Heart Disease in Women: Symptoms and Risk Factors

Sweating, nausea, dizziness and unusual fatigue may not sound like typical heart attack symptoms, but they are common for women. Pain, pressure or discomfort in the chest is not always severe or even the most prominent heart attack symptom, particularly in women. These symptoms may occur more often when women are resting or even asleep.

“That is why it’s important for women to understand their unique symptoms and work to reduce their risk of heart disease,” says Elizabeth Leschensky, family nurse practitioner at Mayo Clinic Health System Franciscan Healthcare in Waukon.

Certain factors play a bigger role in the development of heart disease in women than the traditional risks of high cholesterol, high blood pressure and obesity. “Women should control traditional risk factors as well as these to help prevent heart disease,” says Leschensky.

Those factors include diabetes, mental stress, depression, smoking, inactivity and hyperlipidemia.
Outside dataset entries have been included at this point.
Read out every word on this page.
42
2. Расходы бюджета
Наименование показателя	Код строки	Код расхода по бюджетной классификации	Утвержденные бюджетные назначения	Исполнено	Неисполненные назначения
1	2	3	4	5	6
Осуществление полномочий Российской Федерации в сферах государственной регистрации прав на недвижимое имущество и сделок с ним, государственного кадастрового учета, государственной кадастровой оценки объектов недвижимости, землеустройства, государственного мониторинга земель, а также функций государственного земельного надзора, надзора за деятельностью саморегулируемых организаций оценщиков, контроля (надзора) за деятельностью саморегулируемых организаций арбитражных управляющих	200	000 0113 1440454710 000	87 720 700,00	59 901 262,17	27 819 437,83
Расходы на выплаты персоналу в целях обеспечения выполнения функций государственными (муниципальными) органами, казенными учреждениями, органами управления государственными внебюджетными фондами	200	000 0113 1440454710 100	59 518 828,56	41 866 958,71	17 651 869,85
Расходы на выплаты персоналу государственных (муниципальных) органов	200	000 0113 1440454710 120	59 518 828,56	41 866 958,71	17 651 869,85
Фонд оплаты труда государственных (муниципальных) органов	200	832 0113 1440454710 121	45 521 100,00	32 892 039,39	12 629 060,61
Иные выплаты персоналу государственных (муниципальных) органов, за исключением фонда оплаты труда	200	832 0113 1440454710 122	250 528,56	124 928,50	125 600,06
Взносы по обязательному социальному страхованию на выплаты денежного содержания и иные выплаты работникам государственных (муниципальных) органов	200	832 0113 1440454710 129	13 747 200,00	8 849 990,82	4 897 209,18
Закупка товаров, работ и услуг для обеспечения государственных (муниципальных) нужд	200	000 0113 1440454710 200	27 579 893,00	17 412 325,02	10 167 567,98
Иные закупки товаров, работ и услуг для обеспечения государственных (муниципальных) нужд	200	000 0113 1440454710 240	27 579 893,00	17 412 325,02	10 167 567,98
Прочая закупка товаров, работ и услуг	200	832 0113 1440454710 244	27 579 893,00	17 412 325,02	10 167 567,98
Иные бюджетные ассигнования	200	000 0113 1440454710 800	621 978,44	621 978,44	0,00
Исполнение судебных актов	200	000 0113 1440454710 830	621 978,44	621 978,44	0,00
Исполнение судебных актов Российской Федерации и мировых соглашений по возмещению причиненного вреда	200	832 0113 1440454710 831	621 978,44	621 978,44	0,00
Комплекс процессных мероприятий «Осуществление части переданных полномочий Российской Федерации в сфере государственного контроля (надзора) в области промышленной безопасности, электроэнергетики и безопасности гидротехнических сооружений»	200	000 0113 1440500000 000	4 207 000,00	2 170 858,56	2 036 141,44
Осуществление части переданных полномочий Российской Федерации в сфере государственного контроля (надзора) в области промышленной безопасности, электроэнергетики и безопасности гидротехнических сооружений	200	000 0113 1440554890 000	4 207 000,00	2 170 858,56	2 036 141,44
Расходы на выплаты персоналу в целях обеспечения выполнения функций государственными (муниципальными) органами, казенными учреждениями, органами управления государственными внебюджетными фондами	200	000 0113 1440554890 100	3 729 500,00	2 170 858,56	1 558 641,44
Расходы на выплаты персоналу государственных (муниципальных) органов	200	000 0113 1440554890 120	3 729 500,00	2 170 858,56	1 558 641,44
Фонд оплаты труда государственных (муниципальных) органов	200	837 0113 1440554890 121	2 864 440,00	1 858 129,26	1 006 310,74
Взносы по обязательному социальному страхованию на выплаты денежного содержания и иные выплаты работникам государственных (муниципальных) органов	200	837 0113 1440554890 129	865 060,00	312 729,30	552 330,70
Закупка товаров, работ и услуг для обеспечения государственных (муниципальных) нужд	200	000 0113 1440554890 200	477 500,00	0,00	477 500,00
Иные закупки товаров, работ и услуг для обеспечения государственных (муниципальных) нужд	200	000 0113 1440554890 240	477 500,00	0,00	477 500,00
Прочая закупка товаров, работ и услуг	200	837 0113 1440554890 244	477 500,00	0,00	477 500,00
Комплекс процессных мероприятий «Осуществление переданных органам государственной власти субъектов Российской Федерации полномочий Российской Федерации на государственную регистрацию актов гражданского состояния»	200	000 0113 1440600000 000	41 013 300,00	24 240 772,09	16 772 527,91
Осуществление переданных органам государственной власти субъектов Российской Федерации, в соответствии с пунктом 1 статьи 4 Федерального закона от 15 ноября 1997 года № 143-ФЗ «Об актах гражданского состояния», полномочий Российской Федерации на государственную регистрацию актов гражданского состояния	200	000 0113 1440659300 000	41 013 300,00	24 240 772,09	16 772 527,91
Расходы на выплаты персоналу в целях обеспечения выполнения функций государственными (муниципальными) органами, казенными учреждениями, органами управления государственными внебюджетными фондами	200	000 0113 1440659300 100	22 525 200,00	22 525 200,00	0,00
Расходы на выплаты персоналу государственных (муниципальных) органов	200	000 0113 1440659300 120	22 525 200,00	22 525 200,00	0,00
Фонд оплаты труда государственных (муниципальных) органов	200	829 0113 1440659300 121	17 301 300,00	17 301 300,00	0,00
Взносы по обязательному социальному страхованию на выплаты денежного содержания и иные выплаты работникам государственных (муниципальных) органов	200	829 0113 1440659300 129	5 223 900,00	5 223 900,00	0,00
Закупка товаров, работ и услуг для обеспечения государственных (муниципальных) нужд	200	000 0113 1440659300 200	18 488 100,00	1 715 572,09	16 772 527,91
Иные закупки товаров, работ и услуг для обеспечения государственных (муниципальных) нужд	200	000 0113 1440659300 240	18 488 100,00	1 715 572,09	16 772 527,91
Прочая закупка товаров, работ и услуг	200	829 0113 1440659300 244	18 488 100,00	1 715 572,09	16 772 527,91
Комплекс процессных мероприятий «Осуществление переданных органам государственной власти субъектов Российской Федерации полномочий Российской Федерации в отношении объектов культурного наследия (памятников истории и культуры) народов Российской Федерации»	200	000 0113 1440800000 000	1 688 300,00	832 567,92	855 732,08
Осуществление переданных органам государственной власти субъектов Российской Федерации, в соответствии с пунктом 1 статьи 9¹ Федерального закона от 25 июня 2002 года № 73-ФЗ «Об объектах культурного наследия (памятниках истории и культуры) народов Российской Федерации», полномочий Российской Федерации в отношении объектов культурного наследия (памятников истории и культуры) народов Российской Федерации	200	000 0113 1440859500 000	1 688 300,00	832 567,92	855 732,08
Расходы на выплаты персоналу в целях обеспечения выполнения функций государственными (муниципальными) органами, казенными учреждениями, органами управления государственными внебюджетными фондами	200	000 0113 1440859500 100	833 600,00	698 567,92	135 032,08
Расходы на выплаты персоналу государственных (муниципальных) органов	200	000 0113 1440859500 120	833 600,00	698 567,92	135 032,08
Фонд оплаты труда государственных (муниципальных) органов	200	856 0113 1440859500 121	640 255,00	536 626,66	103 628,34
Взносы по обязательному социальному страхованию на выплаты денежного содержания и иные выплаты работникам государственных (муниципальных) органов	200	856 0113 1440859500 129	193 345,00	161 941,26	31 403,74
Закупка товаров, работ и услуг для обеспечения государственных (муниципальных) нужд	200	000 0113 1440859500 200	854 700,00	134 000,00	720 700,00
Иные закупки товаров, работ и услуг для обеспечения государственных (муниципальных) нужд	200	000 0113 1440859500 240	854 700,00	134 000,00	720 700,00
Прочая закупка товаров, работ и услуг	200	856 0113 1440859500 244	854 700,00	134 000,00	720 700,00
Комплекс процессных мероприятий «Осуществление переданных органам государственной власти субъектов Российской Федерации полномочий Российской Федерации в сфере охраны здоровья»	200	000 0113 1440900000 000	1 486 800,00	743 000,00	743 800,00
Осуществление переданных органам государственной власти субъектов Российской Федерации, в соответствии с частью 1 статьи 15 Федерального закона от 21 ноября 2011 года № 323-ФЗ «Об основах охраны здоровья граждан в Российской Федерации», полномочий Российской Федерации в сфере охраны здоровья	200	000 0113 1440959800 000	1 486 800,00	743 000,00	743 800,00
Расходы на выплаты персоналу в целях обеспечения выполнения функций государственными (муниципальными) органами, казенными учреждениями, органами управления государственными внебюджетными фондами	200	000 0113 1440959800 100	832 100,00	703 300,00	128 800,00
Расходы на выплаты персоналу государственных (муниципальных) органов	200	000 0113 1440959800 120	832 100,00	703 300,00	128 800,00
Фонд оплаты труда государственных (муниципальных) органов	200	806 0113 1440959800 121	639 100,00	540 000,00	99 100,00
Conditions including menopause, broken heart syndrome and pregnancy complications may also increase a woman’s risk for heart disease.

Leschensky stresses that women of all ages should take heart disease seriously. “Women tend to show up in emergency rooms after heart damage has already occurred because their symptoms are not those usually associated with a heart attack and because women may downplay their symptoms,” she says.

Anyone who experiences these symptoms or thinks they are having a heart attack should call for emergency medical help immediately.